The statutes do not seek to protect the lives or health of pregnant women, or of anybody else, as by confining the performance of abortions to licensed physicians, as in Mazurek v. Armstrong, 520 U.S. 968 (1997) (per curiam), or to facilities equipped to deal with emergencies that may arise in the course of an abortion, particularly a late-term one. A legislature can ban quacks from practicing medicine without making an exception for those quacks (and no doubt there are some) who are abler than the worst physicians. Any general health regulation is likely to hurt a few people. But as banning "partial birth" abortions is not intended to improve the health of women (or anyone, for that matter), it cannot be defended as a health regulation. ...

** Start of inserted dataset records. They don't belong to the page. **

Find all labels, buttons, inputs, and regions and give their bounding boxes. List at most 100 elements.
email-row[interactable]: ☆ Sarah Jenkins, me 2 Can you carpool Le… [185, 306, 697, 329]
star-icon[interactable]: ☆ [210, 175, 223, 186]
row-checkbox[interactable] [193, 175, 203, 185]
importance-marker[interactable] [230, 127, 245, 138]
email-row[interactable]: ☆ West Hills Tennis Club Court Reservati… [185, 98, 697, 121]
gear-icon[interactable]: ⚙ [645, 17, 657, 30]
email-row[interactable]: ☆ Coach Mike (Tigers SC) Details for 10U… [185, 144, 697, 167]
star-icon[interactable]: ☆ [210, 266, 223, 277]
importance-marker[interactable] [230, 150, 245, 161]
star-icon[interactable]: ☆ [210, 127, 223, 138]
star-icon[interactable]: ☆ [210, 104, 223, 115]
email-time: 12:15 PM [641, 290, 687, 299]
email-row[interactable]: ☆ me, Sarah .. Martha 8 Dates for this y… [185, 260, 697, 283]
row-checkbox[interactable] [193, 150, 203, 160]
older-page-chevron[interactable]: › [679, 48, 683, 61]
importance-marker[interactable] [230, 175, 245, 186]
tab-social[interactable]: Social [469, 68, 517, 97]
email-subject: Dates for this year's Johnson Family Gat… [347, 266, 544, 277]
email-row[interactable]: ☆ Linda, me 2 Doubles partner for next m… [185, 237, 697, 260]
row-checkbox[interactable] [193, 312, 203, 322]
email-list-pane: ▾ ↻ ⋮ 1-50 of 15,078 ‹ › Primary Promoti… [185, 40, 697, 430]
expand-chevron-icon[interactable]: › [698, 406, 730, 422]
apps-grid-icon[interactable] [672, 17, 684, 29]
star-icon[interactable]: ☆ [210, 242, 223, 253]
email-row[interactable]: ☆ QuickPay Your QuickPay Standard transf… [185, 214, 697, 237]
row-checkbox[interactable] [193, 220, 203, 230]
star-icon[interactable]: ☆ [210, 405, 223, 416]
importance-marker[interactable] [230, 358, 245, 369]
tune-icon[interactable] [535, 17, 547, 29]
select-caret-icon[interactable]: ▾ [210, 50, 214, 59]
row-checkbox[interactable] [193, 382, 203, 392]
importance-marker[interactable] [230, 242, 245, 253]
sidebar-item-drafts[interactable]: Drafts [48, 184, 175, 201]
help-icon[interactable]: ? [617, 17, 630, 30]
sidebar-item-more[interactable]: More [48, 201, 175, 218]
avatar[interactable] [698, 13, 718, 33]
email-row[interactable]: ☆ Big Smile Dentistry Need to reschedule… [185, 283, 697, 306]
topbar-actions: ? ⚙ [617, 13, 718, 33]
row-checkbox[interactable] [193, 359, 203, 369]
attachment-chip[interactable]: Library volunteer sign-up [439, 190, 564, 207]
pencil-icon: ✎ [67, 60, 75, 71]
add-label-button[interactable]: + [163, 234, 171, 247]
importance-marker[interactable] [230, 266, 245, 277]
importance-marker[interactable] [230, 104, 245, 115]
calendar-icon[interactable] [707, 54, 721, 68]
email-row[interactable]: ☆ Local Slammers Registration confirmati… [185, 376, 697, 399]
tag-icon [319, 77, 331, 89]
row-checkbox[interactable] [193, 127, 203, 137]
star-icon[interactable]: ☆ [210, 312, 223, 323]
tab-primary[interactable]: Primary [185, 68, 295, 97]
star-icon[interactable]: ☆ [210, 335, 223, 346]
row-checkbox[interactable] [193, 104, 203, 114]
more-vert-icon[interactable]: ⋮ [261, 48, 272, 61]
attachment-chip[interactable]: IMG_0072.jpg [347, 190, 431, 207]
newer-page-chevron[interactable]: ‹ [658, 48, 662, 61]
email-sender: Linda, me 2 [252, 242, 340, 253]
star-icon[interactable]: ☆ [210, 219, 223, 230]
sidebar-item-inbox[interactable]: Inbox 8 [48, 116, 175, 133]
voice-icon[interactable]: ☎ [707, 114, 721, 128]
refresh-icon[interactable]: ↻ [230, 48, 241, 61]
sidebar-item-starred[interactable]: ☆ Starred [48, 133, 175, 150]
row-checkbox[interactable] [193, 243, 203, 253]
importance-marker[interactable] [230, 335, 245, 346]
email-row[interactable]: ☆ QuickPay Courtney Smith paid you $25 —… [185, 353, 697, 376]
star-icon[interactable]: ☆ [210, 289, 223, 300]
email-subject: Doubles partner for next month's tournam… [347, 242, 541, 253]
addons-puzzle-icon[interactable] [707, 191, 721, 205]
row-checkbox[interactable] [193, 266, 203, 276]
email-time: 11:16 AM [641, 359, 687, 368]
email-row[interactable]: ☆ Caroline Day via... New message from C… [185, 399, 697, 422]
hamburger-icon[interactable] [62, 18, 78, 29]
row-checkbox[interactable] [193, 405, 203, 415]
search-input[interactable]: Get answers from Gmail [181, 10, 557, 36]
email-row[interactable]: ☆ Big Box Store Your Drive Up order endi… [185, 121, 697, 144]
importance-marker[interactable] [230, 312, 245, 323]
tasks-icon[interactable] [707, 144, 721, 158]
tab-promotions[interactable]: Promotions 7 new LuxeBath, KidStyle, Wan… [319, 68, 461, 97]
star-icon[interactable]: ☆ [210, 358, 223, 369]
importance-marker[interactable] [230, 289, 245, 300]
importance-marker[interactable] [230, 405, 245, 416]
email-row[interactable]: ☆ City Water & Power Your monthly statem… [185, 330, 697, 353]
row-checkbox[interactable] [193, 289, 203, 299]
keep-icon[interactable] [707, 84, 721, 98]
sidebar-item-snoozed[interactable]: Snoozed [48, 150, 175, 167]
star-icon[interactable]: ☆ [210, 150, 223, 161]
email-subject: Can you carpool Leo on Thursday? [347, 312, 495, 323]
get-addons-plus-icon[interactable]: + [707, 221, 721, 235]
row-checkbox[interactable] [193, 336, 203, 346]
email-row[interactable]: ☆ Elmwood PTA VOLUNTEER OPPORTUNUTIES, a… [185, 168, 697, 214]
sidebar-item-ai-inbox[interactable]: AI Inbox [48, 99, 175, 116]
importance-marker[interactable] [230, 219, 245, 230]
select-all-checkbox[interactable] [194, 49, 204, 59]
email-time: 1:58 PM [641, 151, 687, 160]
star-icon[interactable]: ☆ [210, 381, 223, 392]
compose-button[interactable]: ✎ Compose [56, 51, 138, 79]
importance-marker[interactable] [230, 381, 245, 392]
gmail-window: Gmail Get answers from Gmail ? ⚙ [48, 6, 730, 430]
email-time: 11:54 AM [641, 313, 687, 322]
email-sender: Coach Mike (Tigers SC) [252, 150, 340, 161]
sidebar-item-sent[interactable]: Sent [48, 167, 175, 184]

The statutes do not outlaw a particularly cruel or painful or horrifying mode of abortion. This can be shown with the aid of a simple example. Suppose that the fetus is hydrocephalic, so that its head is too large to pass through the cervix. If the physician performing the abortion crushes the fetus's skull in the uterus, killing the fetus while the fetus is still entirely within the uterus, he is not guilty of violating either of the statutes before us. But if before crushing the fetus's skull the physician turns the fetus around so that its feet are protruding into the vagina, he has committed a felony. In both cases, the fetus is killed by the crushing of its head in the uterus. (The crushing is necessary to enable the fetus to be removed through the birth canal without making the woman go into labor.) From the standpoint of the fetus, and, I should think, of any rational person, it makes no difference whether, when the skull is crushed, the fetus is entirely within the uterus or its feet are outside the uterus. Yet the position of the feet is the only difference between committing a felony and performing an act that the states concede is constitutionally
privileged. ...
The wave of "partial birth" abortion statutes that broke over the nation after a description of the D & X procedure was publicized--see Martin Haskell, "Dilation and Extraction for Late Second Trimester Abortion" (1992), reprinted in 139 Cong. Rec. E1092, 1993 WL 135664 (Apr. 28, 1993), and in The Partial-Birth Abortion Ban Act of 1995, Hearing before the S. Comm. on the Judiciary, 104th Cong., 1st Sess. 5 (Nov. 17, 1995)--does not exhibit the legislative process at its best, whatever one thinks of abortion rights. Whipped up by activists who wanted to dramatize the ugliness of abortions and deter physicians from performing them, the public support for the laws was also based -- as is implicit in Judge Manion's defense of the laws-- on sheer ignorance of the medical realities of late-term abortion. The uninformed thought the D & X procedure gratuitously cruel, akin to infanticide; they didn't realize that the only difference between it and the methods of late-term abortion that are conceded all round to be constitutionally privileged is which way the fetus's feet are pointing. Opposition to the bills that became these laws was at first muted not only by ignorance of the character of a late- term abortion but also by the fact that few women are likely to be affected by the laws. Circumstances conspired, as it were, to produce a set of laws that can fairly be described as irrational.